CT Sheep and Wool Festival is an annual event where fiber enthusiasts from throughout our state and the surrounding area come together to sell their products, spin, knit, crochet and do whatever fibery things they love to do. Some vendors even bring animals. There were alpacas, llamas, angora rabbits, and of course, sheep.
I got to watch a sheep shearing (the first I've seen in person), and I must say, I was a bit startled by the process. First of all, it was amazing that the young woman doing the shearing could get a 250 lb sheep on the ground and then sitting up right on it's bottom so she could shear it. There was definitely something mesmerizing about watching the fiber come away from the animal, but I was a bit surprised at how nicked and cut the sheep were afterward. They were shorn almost to the skin, and many had cuts and razor burn afterward. Thank goodness alpaca shearers are much more careful and leave a bit of fiber (I think about 1/4 - 1/2 inch). Alpacas also get tied down during shearing, but these sheep were not tied. They were sat down, and moved this way and that. Some tried to struggle a bit, but gave up. I felt a bit bad for the sheep, but I did take advantage of the shearing by purchasing 2.5 lbs of raw Romney fiber. I have processed raw alpaca, but not sheep fiber, so I decided I would give it a shot.
I also got to watch the sheep dog trials. I thought it was amazing. The dogs were so intent on their jobs. I'm a firm believer that all dogs need a job, and need to have their energy drained in a positive way, so watching herding dogs being used for what they are bred for was even more awesome for me.
Meanwhile...back at the apartment....
Remember this alpaca? I received her fiber from my mentor farm.
I dyed it and carded the dyed fiber into rolags. Half of that fiber has now become the 250 yards of 2-ply yarn shown below. The other half is in the process of being carded. I dyed it red, orange and yellow, and I'm blending with the hand carders like I did for the yarn below. I'm going to spin this new color blend as worsted weight singles. I dyed all of the fiber using regular food coloring found in the grocery store. I had to blend red and blue to get the purple, but the blue and green are not blended.

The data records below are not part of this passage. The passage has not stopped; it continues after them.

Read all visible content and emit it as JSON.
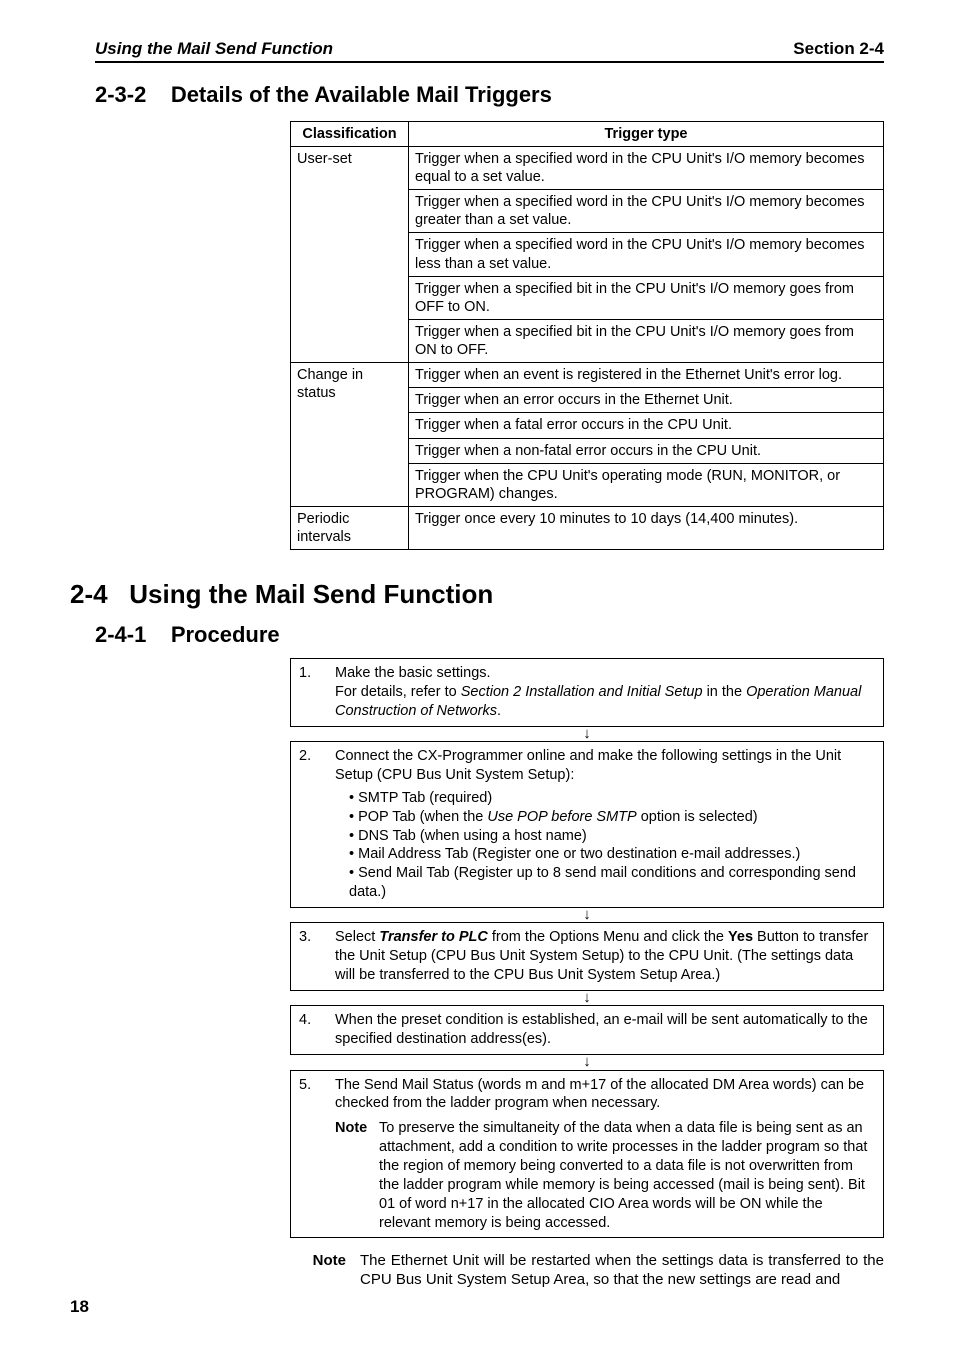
{
  "header": {
    "left": "Using the Mail Send Function",
    "right": "Section 2-4"
  },
  "sec1": {
    "num": "2-3-2",
    "title": "Details of the Available Mail Triggers"
  },
  "triggers": {
    "col1": "Classification",
    "col2": "Trigger type",
    "groups": [
      {
        "label": "User-set",
        "rows": [
          "Trigger when a specified word in the CPU Unit's I/O memory becomes equal to a set value.",
          "Trigger when a specified word in the CPU Unit's I/O memory becomes greater than a set value.",
          "Trigger when a specified word in the CPU Unit's I/O memory becomes less than a set value.",
          "Trigger when a specified bit in the CPU Unit's I/O memory goes from OFF to ON.",
          "Trigger when a specified bit in the CPU Unit's I/O memory goes from ON to OFF."
        ]
      },
      {
        "label": "Change in status",
        "rows": [
          "Trigger when an event is registered in the Ethernet Unit's error log.",
          "Trigger when an error occurs in the Ethernet Unit.",
          "Trigger when a fatal error occurs in the CPU Unit.",
          "Trigger when a non-fatal error occurs in the CPU Unit.",
          "Trigger when the CPU Unit's operating mode (RUN, MONITOR, or PROGRAM) changes."
        ]
      },
      {
        "label": "Periodic intervals",
        "rows": [
          "Trigger once every 10 minutes to 10 days (14,400 minutes)."
        ]
      }
    ]
  },
  "sec2": {
    "num": "2-4",
    "title": "Using the Mail Send Function"
  },
  "sec3": {
    "num": "2-4-1",
    "title": "Procedure"
  },
  "arrow": "↓",
  "steps": {
    "s1": {
      "num": "1.",
      "l1": "Make the basic settings.",
      "l2a": "For details, refer to ",
      "l2b": "Section 2 Installation and Initial Setup",
      "l2c": " in the ",
      "l2d": "Operation Manual Construction of Networks",
      "l2e": "."
    },
    "s2": {
      "num": "2.",
      "intro": "Connect the CX-Programmer online and make the following settings in the Unit Setup (CPU Bus Unit System Setup):",
      "b1": "SMTP Tab (required)",
      "b2a": "POP Tab (when the ",
      "b2b": "Use POP before SMTP",
      "b2c": " option is selected)",
      "b3": "DNS Tab (when using a host name)",
      "b4": "Mail Address Tab (Register one or two destination e-mail addresses.)",
      "b5": "Send Mail Tab (Register up to 8 send mail conditions and corresponding send data.)"
    },
    "s3": {
      "num": "3.",
      "a": "Select ",
      "b": "Transfer to PLC",
      "c": " from the Options Menu and click the ",
      "d": "Yes",
      "e": " Button to transfer the Unit Setup (CPU Bus Unit System Setup) to the CPU Unit. (The settings data will be transferred to the CPU Bus Unit System Setup Area.)"
    },
    "s4": {
      "num": "4.",
      "text": "When the preset condition is established, an e-mail will be sent automatically to the specified destination address(es)."
    },
    "s5": {
      "num": "5.",
      "text": "The Send Mail Status (words m and m+17 of the allocated DM Area words) can be checked from the ladder program when necessary.",
      "note_label": "Note",
      "note_text": "To preserve the simultaneity of the data when a data file is being sent as an attachment, add a condition to write processes in the ladder program so that the region of memory being converted to a data file is not overwritten from the ladder program while memory is being accessed (mail is being sent). Bit 01 of word n+17 in the allocated CIO Area words will be ON while the relevant memory is being accessed."
    }
  },
  "bottom_note": {
    "label": "Note",
    "text": "The Ethernet Unit will be restarted when the settings data is transferred to the CPU Bus Unit System Setup Area, so that the new settings are read and"
  },
  "pageno": "18"
}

Oh, remember when I was wondering about why wool carders aren't the best to use on alpaca fiber? Well, I learned the hard way that cotton carders are the best bet. I found that the alpaca fiber carded on wool carders was breaky and knotted, while the fiber I carded on the proper hand cards (the fiber pictured above) was lovely to spin with. I tried the wool cards on some chocolate brown cria fiber (pictured in a previous post). It still spun up nicely, and is now becoming a lace tam. Moral of the story: Do your research. I got my own set of Strauch cotton hand carders at the festival today. Coincidentally, they are exactly the same as the set lent to me by my mentor farm.